Industry will lose respected opponent when Hackett exits CFPB

An attorney, Hackett has been the CFPB's point man on auto lending regulation. He joined the bureau in 2011 from Pierce Atwood in Portland, Maine, where he had founded a practice in banking and financial services.
"The bureau will have a hard time finding someone who will be as effective in gaining the industry's confidence as Rick has been," said Tom Hudson, a partner at the Hudson Cook law firm in Hanover, Md., whose clients include auto dealers and auto lenders.
That type of trust in Hackett has been important because groups such as the National Automobile Dealers Association and the Washington-based American Financial Services Association, which represents lenders, have a lot of issues with the CFPB.

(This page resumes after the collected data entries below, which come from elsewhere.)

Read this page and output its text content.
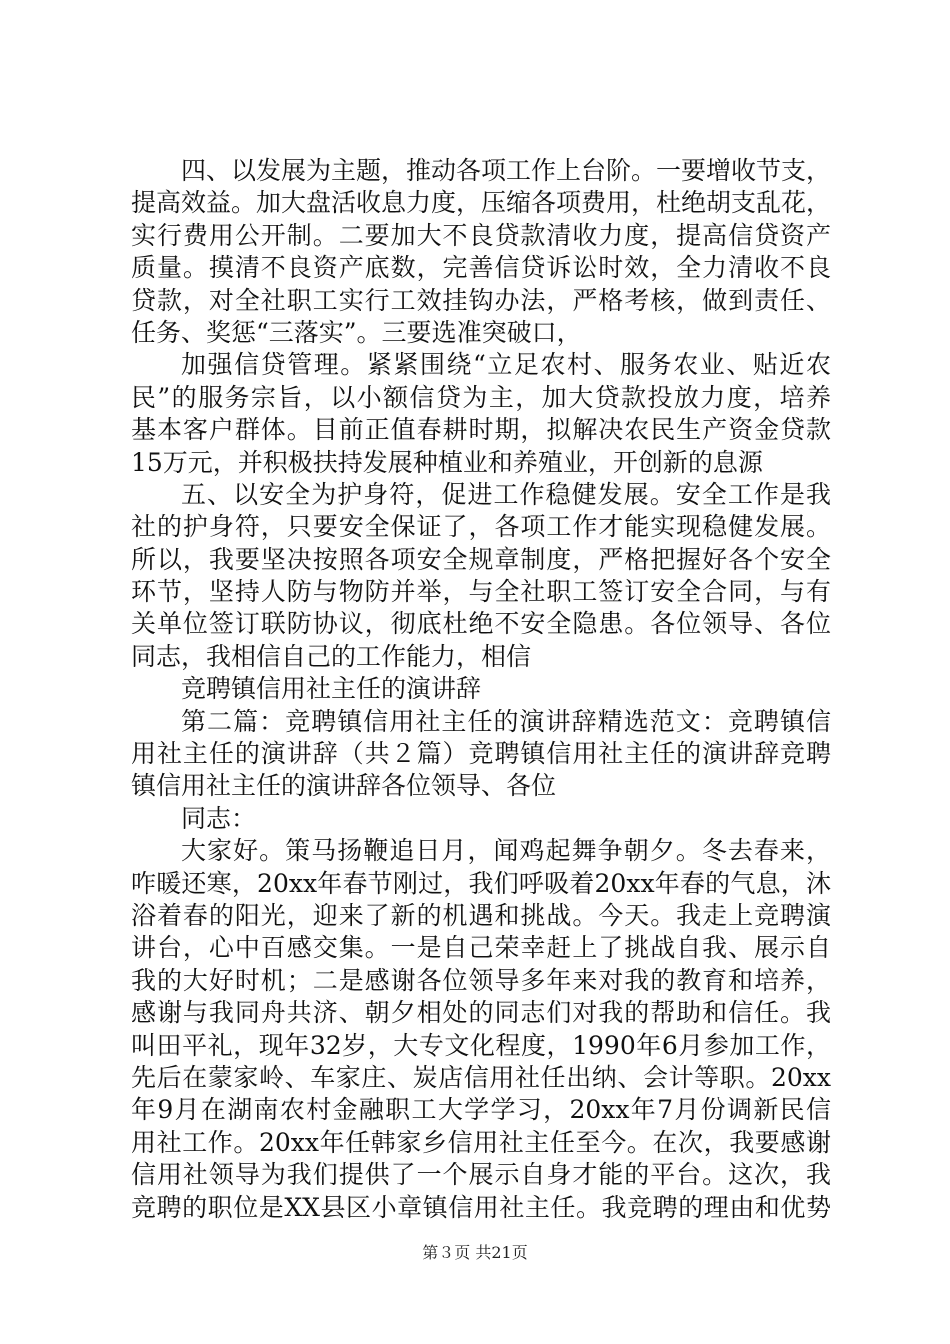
四、以发展为主题，推动各项工作上台阶。一要增收节支，
提高效益。加大盘活收息力度，压缩各项费用，杜绝胡支乱花，
实行费用公开制。二要加大不良贷款清收力度，提高信贷资产
质量。摸清不良资产底数，完善信贷诉讼时效，全力清收不良
贷款，对全社职工实行工效挂钩办法，严格考核，做到责任、
任务、奖惩“三落实”。三要选准突破口，
加强信贷管理。紧紧围绕“立足农村、服务农业、贴近农
民”的服务宗旨，以小额信贷为主，加大贷款投放力度，培养
基本客户群体。目前正值春耕时期，拟解决农民生产资金贷款
15万元，并积极扶持发展种植业和养殖业，开创新的息源
五、以安全为护身符，促进工作稳健发展。安全工作是我
社的护身符，只要安全保证了，各项工作才能实现稳健发展。
所以，我要坚决按照各项安全规章制度，严格把握好各个安全
环节，坚持人防与物防并举，与全社职工签订安全合同，与有
关单位签订联防协议，彻底杜绝不安全隐患。各位领导、各位
同志，我相信自己的工作能力，相信
竞聘镇信用社主任的演讲辞
第二篇：竞聘镇信用社主任的演讲辞精选范文：竞聘镇信
用社主任的演讲辞（共２篇）竞聘镇信用社主任的演讲辞竞聘
镇信用社主任的演讲辞各位领导、各位
同志：
大家好。策马扬鞭追日月，闻鸡起舞争朝夕。冬去春来，
咋暖还寒，20xx年春节刚过，我们呼吸着20xx年春的气息，沐
浴着春的阳光，迎来了新的机遇和挑战。今天。我走上竞聘演
讲台，心中百感交集。一是自己荣幸赶上了挑战自我、展示自
我的大好时机；二是感谢各位领导多年来对我的教育和培养，
感谢与我同舟共济、朝夕相处的同志们对我的帮助和信任。我
叫田平礼，现年32岁，大专文化程度，1990年6月参加工作，
先后在蒙家岭、车家庄、炭店信用社任出纳、会计等职。20xx
年9月在湖南农村金融职工大学学习，20xx年7月份调新民信
用社工作。20xx年任韩家乡信用社主任至今。在次，我要感谢
信用社领导为我们提供了一个展示自身才能的平台。这次，我
竞聘的职位是XX县区小章镇信用社主任。我竞聘的理由和优势
第３页 共21页
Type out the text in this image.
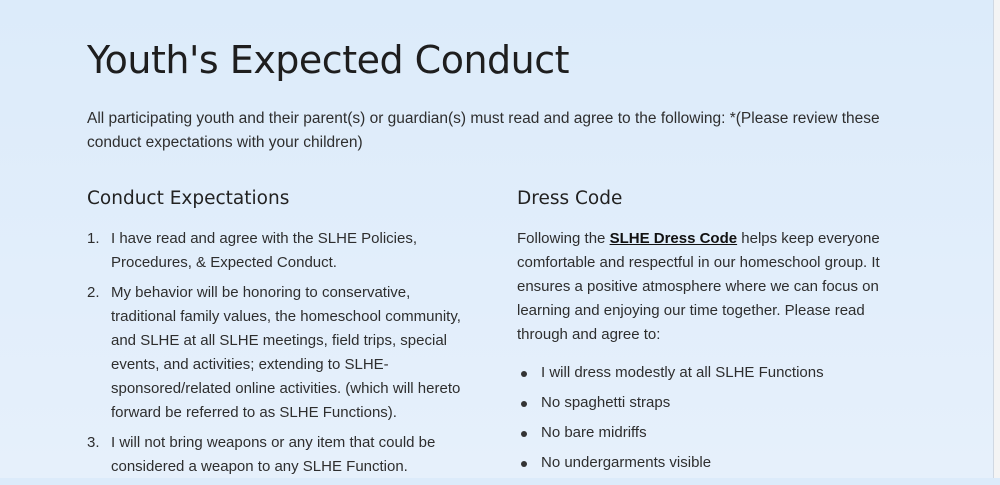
Youth's Expected Conduct

All participating youth and their parent(s) or guardian(s) must read and agree to the following: *(Please review these conduct expectations with your children)

Conduct Expectations
1. I have read and agree with the SLHE Policies, Procedures, & Expected Conduct.
2. My behavior will be honoring to conservative, traditional family values, the homeschool community, and SLHE at all SLHE meetings, field trips, special events, and activities; extending to SLHE-sponsored/related online activities. (which will hereto forward be referred to as SLHE Functions).
3. I will not bring weapons or any item that could be considered a weapon to any SLHE Function.
Dress Code

Following the SLHE Dress Code helps keep everyone comfortable and respectful in our homeschool group. It ensures a positive atmosphere where we can focus on learning and enjoying our time together. Please read through and agree to:

I will dress modestly at all SLHE Functions
No spaghetti straps
No bare midriffs
No undergarments visible
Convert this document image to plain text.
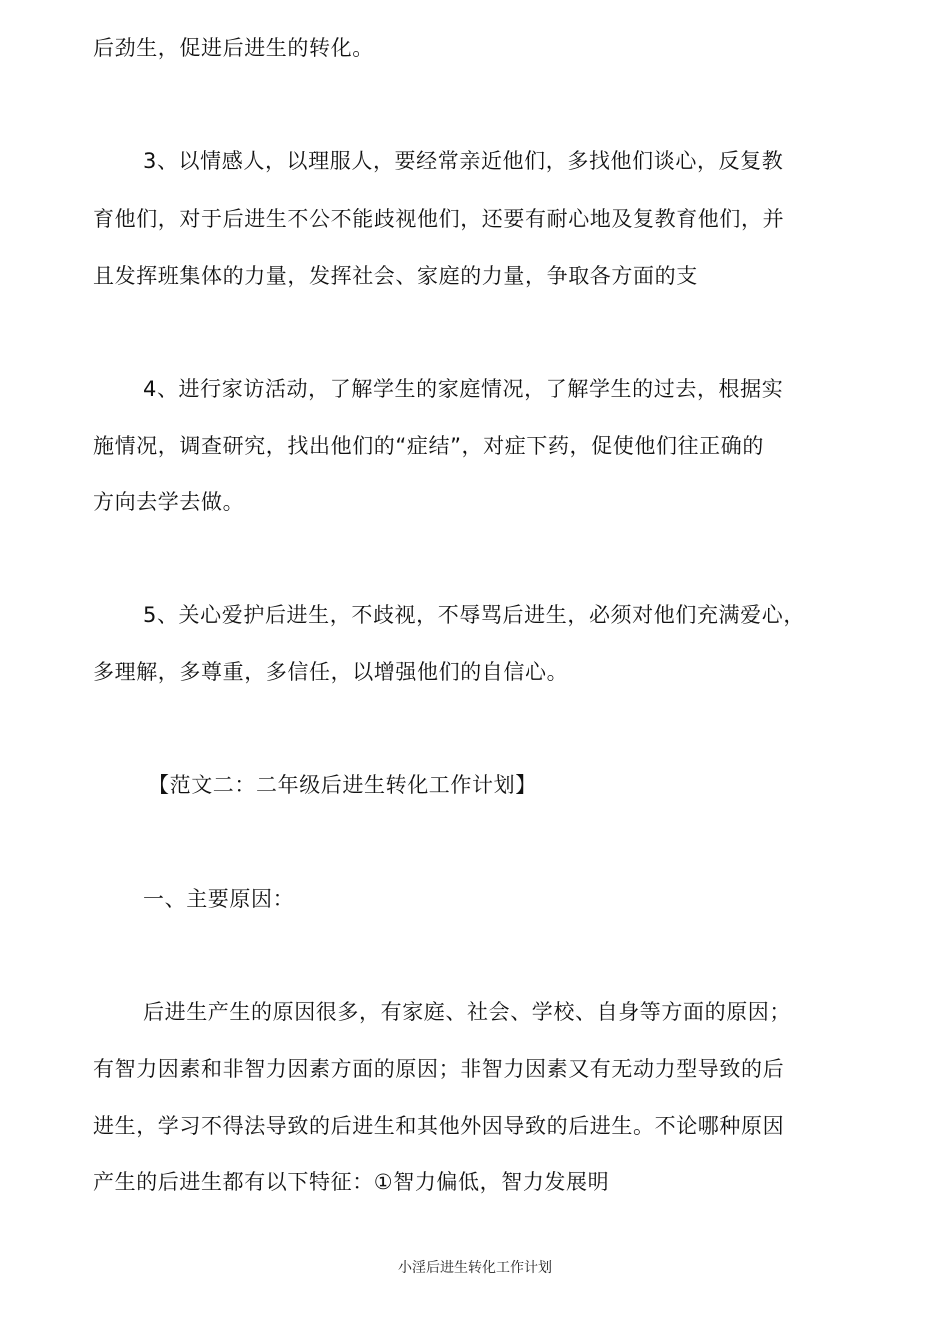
后劲生，促进后进生的转化。
3、以情感人，以理服人，要经常亲近他们，多找他们谈心，反复教
育他们，对于后进生不公不能歧视他们，还要有耐心地及复教育他们，并
且发挥班集体的力量，发挥社会、家庭的力量，争取各方面的支
4、进行家访活动，了解学生的家庭情况，了解学生的过去，根据实
施情况，调查研究，找出他们的“症结”，对症下药，促使他们往正确的
方向去学去做。
5、关心爱护后进生，不歧视，不辱骂后进生，必须对他们充满爱心，
多理解，多尊重，多信任，以增强他们的自信心。
【范文二：二年级后进生转化工作计划】
一、主要原因：
后进生产生的原因很多，有家庭、社会、学校、自身等方面的原因；
有智力因素和非智力因素方面的原因；非智力因素又有无动力型导致的后
进生，学习不得法导致的后进生和其他外因导致的后进生。不论哪种原因
产生的后进生都有以下特征：①智力偏低，智力发展明
小淫后进生转化工作计划
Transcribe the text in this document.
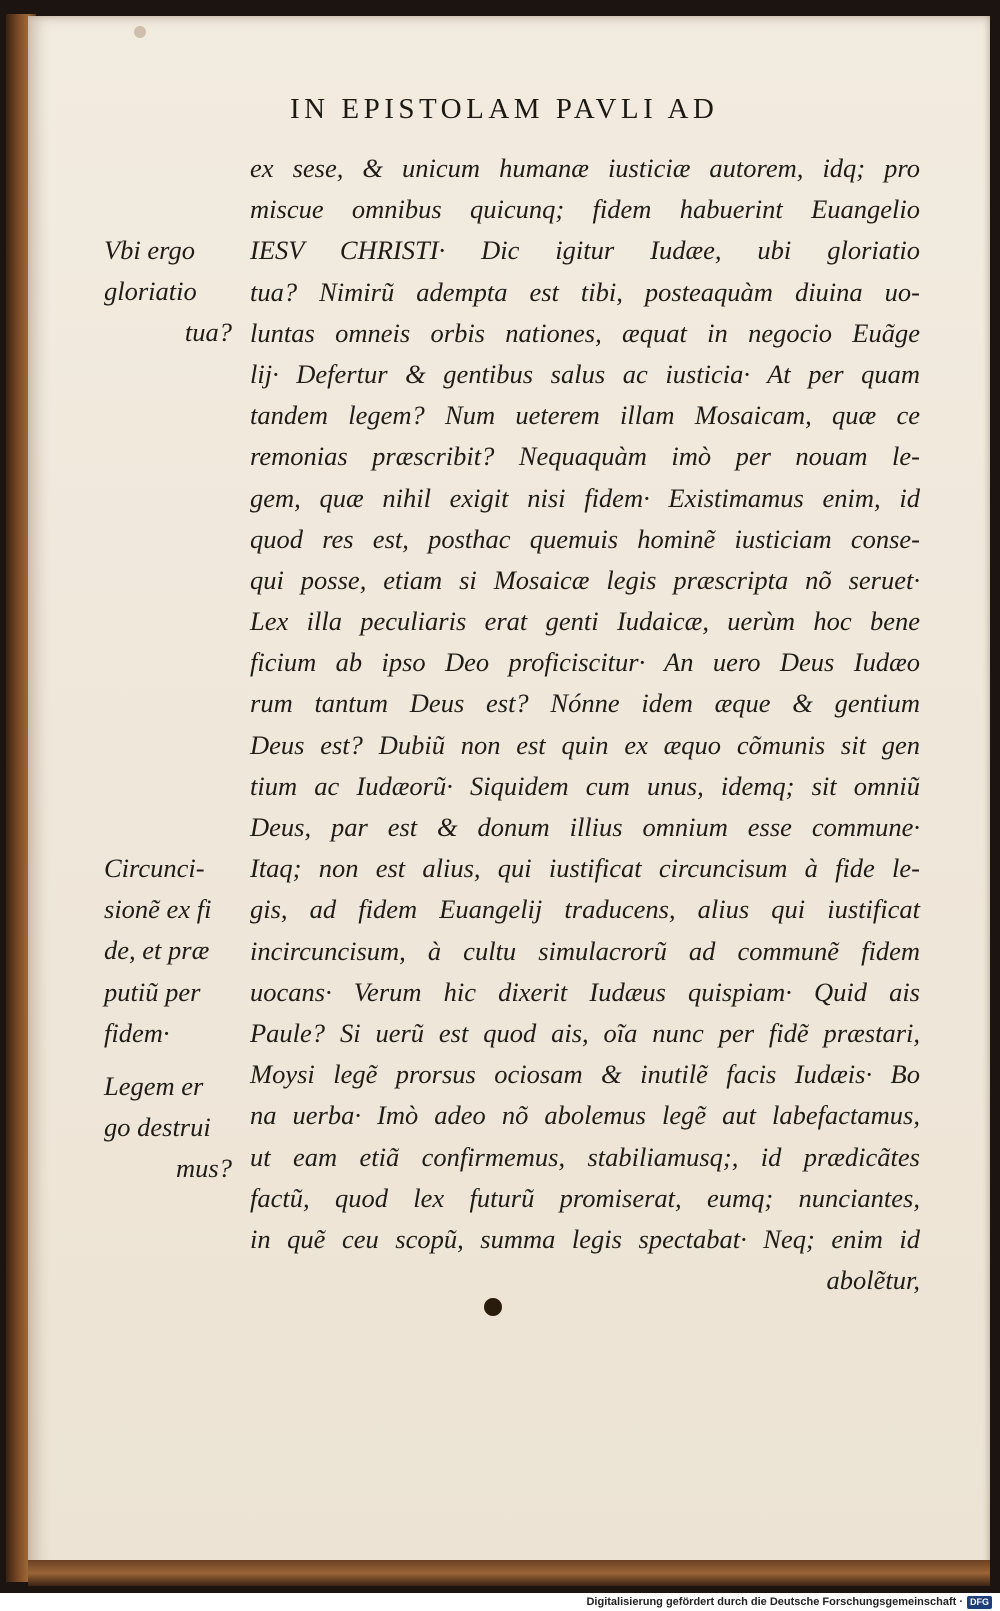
IN EPISTOLAM PAVLI AD
ex sese, & unicum humanæ iusticiæ autorem, idq; pro
miscue omnibus quicunq; fidem habuerint Euangelio
IESV CHRISTI· Dic igitur Iudæe, ubi gloriatio
tua? Nimirũ adempta est tibi, posteaquàm diuina uo-
luntas omneis orbis nationes, æquat in negocio Euãge
lij· Defertur & gentibus salus ac iusticia· At per quam
tandem legem? Num ueterem illam Mosaicam, quæ ce
remonias præscribit? Nequaquàm imò per nouam le-
gem, quæ nihil exigit nisi fidem· Existimamus enim, id
quod res est, posthac quemuis hominẽ iusticiam conse-
qui posse, etiam si Mosaicæ legis præscripta nõ seruet·
Lex illa peculiaris erat genti Iudaicæ, uerùm hoc bene
ficium ab ipso Deo proficiscitur· An uero Deus Iudæo
rum tantum Deus est? Nónne idem æque & gentium
Deus est? Dubiũ non est quin ex æquo cõmunis sit gen
tium ac Iudæorũ· Siquidem cum unus, idemq; sit omniũ
Deus, par est & donum illius omnium esse commune·
Itaq; non est alius, qui iustificat circuncisum à fide le-
gis, ad fidem Euangelij traducens, alius qui iustificat
incircuncisum, à cultu simulacrorũ ad communẽ fidem
uocans· Verum hic dixerit Iudæus quispiam· Quid ais
Paule? Si uerũ est quod ais, oĩa nunc per fidẽ præstari,
Moysi legẽ prorsus ociosam & inutilẽ facis Iudæis· Bo
na uerba· Imò adeo nõ abolemus legẽ aut labefactamus,
ut eam etiã confirmemus, stabiliamusq;, id prædicãtes
factũ, quod lex futurũ promiserat, eumq; nunciantes,
in quẽ ceu scopũ, summa legis spectabat· Neq; enim id
abolẽtur,
Vbi ergo
gloriatio
tua?
Circunci-
sionẽ ex fi
de, et præ
putiũ per
fidem·
Legem er
go destrui
mus?
Digitalisierung gefördert durch die Deutsche Forschungsgemeinschaft · DFG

Lender and dealer groups don't like:
- That the CFPB exists at all, given that other regulators, such as the Federal Trade Commission, already had jurisdiction over auto lending.
- That the CFPB is structured with a single director instead of a board of directors.
- That President Obama appointed CFPB Director Richard Cordray during a Congressional recess.
- That the CFPB is trying to stamp out dealer reserve, the dealerships' portion of the interest rate consumers pay on auto loans, even though Congress specifically omitted franchised, new-car dealers from the CFPB's jurisdiction when it was created in 2010 as part of the Dodd-Frank financial reform.
And they really, really don't like that Cordray in March as much as accused auto lenders and dealers of discriminating against legally protected classes such as minorities. Cordray cited the disparate-impact theory, which holds that if protected classes pay higher rates, that's discrimination, even if it's unintentional.
To top that off, the CFPB has refused to share: (1) exactly how it does the math on whether protected classes are suffering from a disparate impact, (2) precisely how it figures out which consumers belong to protected groups, or (3) how much of an impact it's talking about.
Still, industry groups give Hackett high marks for being a straight shooter.
Hackett said he plans to step down from day-to-day work effective June 28 and that he expects to leave the CFPB in August. The bureau has not yet named a successor, either temporary or permanent.
Bill Himpler, executive vice president for the American Financial Services Association, said Hackett brought valuable experience to the CFPB since Hackett represented companies in the financial services industry in the past.
"He has been a real asset at the bureau, explaining why a given proposal would work or wouldn't work or needed to be tweaked," Himpler said. "He comes with a pretty extensive background of having represented clients in the financial services industry."
A spokesman for NADA echoed that sentiment in an e-mail: "We appreciated the opportunity to engage with Rick Hackett during his tenure at the CFPB, and we valued the deep industry experience he brought to the job. We look forward to continuing to work with the other members of the agency's staff."
Hudson said he's known Hackett for 30 years. "If he says the moon's made of cheese," Hudson said, "you can order some crackers."